Practical Ethics

Practical Ethics

Peter Singer

Language: English

Pages: 356

ISBN: 0521707684

Format: PDF / Kindle (mobi) / ePub


For thirty years, Peter Singer's Practical Ethics has been the classic introduction to applied ethics. For this third edition, the author has revised and updated all the chapters, and added a new chapter addressing climate change, one of the most important ethical challenges of our generation. Some of the questions discussed in this book concern our daily lives. Is it ethical to buy luxuries when others do not have enough to eat? Should we buy meat from intensively reared animals? Am I doing something wrong if my carbon footprint is above the global average? Other questions confront us as concerned citizens: equality and discrimination on the grounds of race or sex; abortion, the use of embryos for research, and euthanasia; political violence and terrorism; and the preservation of our planet's environment. This book's lucid style and provocative arguments make it an ideal text for university courses and for anyone willing to think about how she or he ought to live.

Ethical Chic: The Inside Story of the Companies We Think We Love

Music and Ethical Responsibility

Choosing Children: Genes, Disability, and Design (Uehiro Series in Practical Ethics)

Confronting Managerialism: How the Business Elite and Their Schools Threw Our Lives Out of Balance

The Street Porter and the Philosopher: Conversations on Analytical Egalitarianism

 

 

 

 

 

 

 

 

 

 

 

To abolish private enterprise, worldwide. That may be a nice idea, but it is not going to happen. Private enterprise has a habit of reasserting itself under the most inhospitable conditions. Under communism, as the Russians and East Europeans soon found, black markets emerged, and if you wanted your plumbing fixed swiftly, it was advisable to pay a bit extra on the side. China, though nominally still communist, has become more prosperous only by accepting private enterprise. Only a radical change.

Of people with disabilities, the principle of equal consideration of interests will give them much greater weight than it will give to the more minor needs of others. For this reason, it will generally be justifiable to spend more on behalf of disabled people than we spend on behalf of others. Just how much more is, of course, a difficult question. Where resources are scarce, there must be some limit. By giving equal consideration to the interests of those with disabilities, and empathetically.

Reciprocity. The prospect of returning to such a basis is not appealing. Because no account of the origin of morality compels us to base our morality on reciprocity, and no other arguments in favour of this conclusion have been offered, we should reject this view of ethics. At this point in the discussion, some contract theorists appeal to a looser view of the contract idea, urging that we include within the moral community all those who have or will have the capacity to take part in 64.

Fetus to have convulsions and die between one and three hours later.
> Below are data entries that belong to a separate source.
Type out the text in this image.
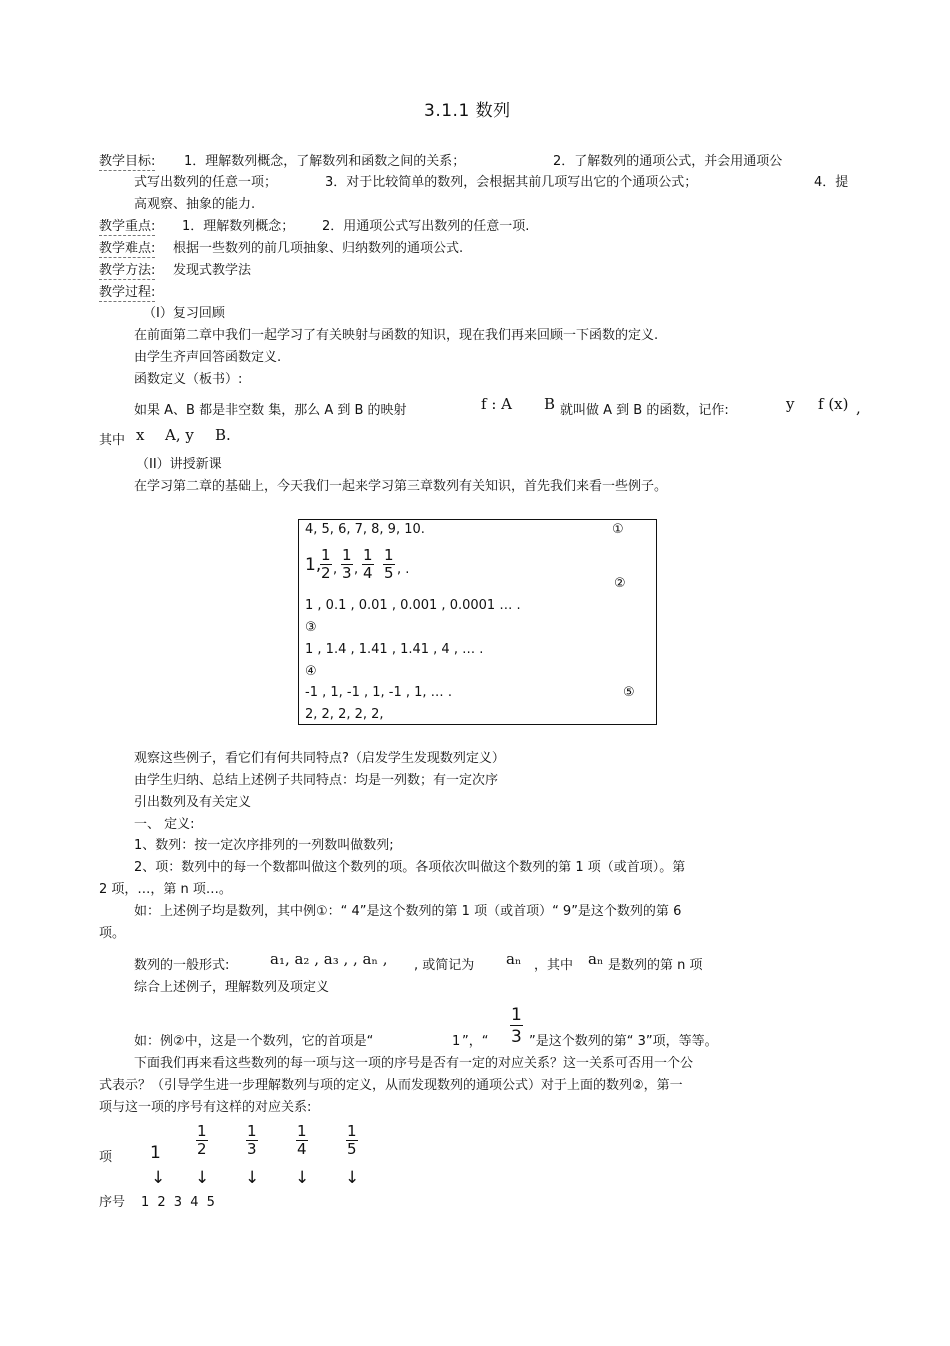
3.1.1 数列
教学目标: 1．理解数列概念，了解数列和函数之间的关系；	2．了解数列的通项公式，并会用通项公
式写出数列的任意一项；	3．对于比较简单的数列，会根据其前几项写出它的个通项公式；	4．提
高观察、抽象的能力.
教学重点: 1．理解数列概念； 2．用通项公式写出数列的任意一项.
教学难点: 根据一些数列的前几项抽象、归纳数列的通项公式.
教学方法: 发现式教学法
教学过程:
（I）复习回顾
在前面第二章中我们一起学习了有关映射与函数的知识，现在我们再来回顾一下函数的定义.
由学生齐声回答函数定义.
函数定义（板书）:
如果 A、B 都是非空数 集，那么 A 到 B 的映射	f : A B 就叫做 A 到 B 的函数，记作:	y f (x) ,
其中 x A, y B.
（II）讲授新课
在学习第二章的基础上，今天我们一起来学习第三章数列有关知识，首先我们来看一些例子。
4, 5, 6, 7, 8, 9, 10.	①
1,
$\frac{1}{2}$ , $\frac{1}{3}$ , $\frac{1}{4} \frac{1}{5}$ , .
②
1 , 0.1 , 0.01 , 0.001 , 0.0001 … .
③
1 , 1.4 , 1.41 , 1.41 , 4 , … .
④
-1 , 1, -1 , 1, -1 , 1, … .	⑤
2, 2, 2, 2, 2,
观察这些例子，看它们有何共同特点?（启发学生发现数列定义）
由学生归纳、总结上述例子共同特点：均是一列数；有一定次序
引出数列及有关定义
一、 定义:
1、数列：按一定次序排列的一列数叫做数列;
2、项：数列中的每一个数都叫做这个数列的项。各项依次叫做这个数列的第 1 项（或首项）。第
2 项，…，第 n 项…。
如：上述例子均是数列，其中例①：“ 4”是这个数列的第 1 项（或首项）“ 9”是这个数列的第 6
项。
数列的一般形式:	a₁, a₂ , a₃ , , aₙ , , 或简记为 aₙ ，其中 aₙ 是数列的第 n 项
综合上述例子，理解数列及项定义
如：例②中，这是一个数列，它的首项是“	1 ”，“ $\frac{1}{3}$ ”是这个数列的第“ 3”项，等等。
下面我们再来看这些数列的每一项与这一项的序号是否有一定的对应关系？这一关系可否用一个公
式表示？（引导学生进一步理解数列与项的定义，从而发现数列的通项公式）对于上面的数列②，第一
项与这一项的序号有这样的对应关系:
项 $1 \frac{1}{2}$	$\frac{1}{3}$	$\frac{1}{4}$	$\frac{1}{5}$
↓ ↓ ↓ ↓ ↓
序号 1 2 3 4 5
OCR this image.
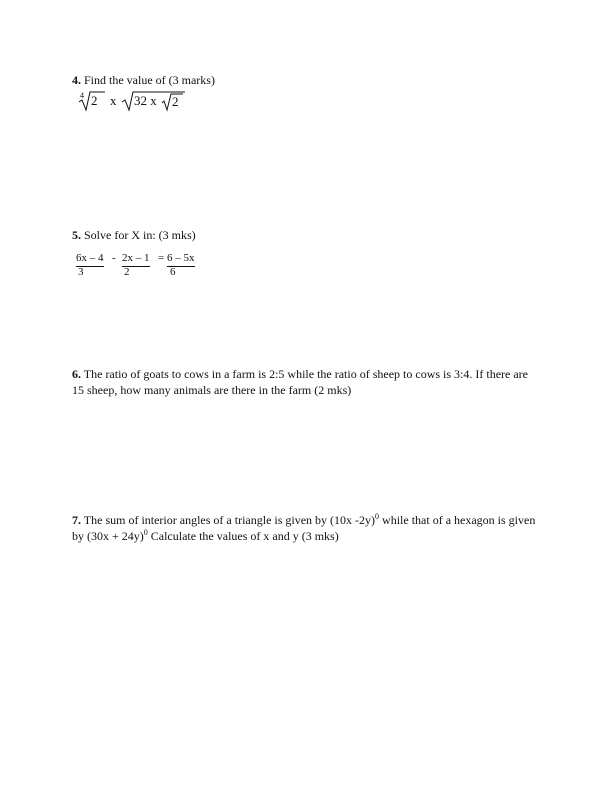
4. Find the value of (3 marks)
4 2 x 32 x 2
5. Solve for X in: (3 mks)
6x – 4
3
- 2x – 1
2
= 6 – 5x
6
6. The ratio of goats to cows in a farm is 2:5 while the ratio of sheep to cows is 3:4. If there are
15 sheep, how many animals are there in the farm (2 mks)
7. The sum of interior angles of a triangle is given by (10x -2y)$^0$ while that of a hexagon is given
by $(30x + 24y)^0$ Calculate the values of x and y (3 mks)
This method is rarely used today, but it has been abandoned primarily because of risks it poses for the pregnant woman rather than from any concern to avoid causing the fetus to suffer. Today, late abortions are likely to be carried out by the use of prostaglandin, a synthetic hormone that causes contractions similar to labour but may also cause convulsions and can result in live births. To prevent the risk of live births,.

Fertilization as the time at which 150 Practical Ethics the embryo gains a significantly different moral status. Indeed, if we were to require an 80 percent probability of further development into a baby – the figure Noonan himself mentions – we would have to wait until nearly six weeks after fertilization before the embryo would have the significance Noonan wants to claim for it. At one point in his argument Noonan refers to the number of sperm involved in a male ejaculation, and he says.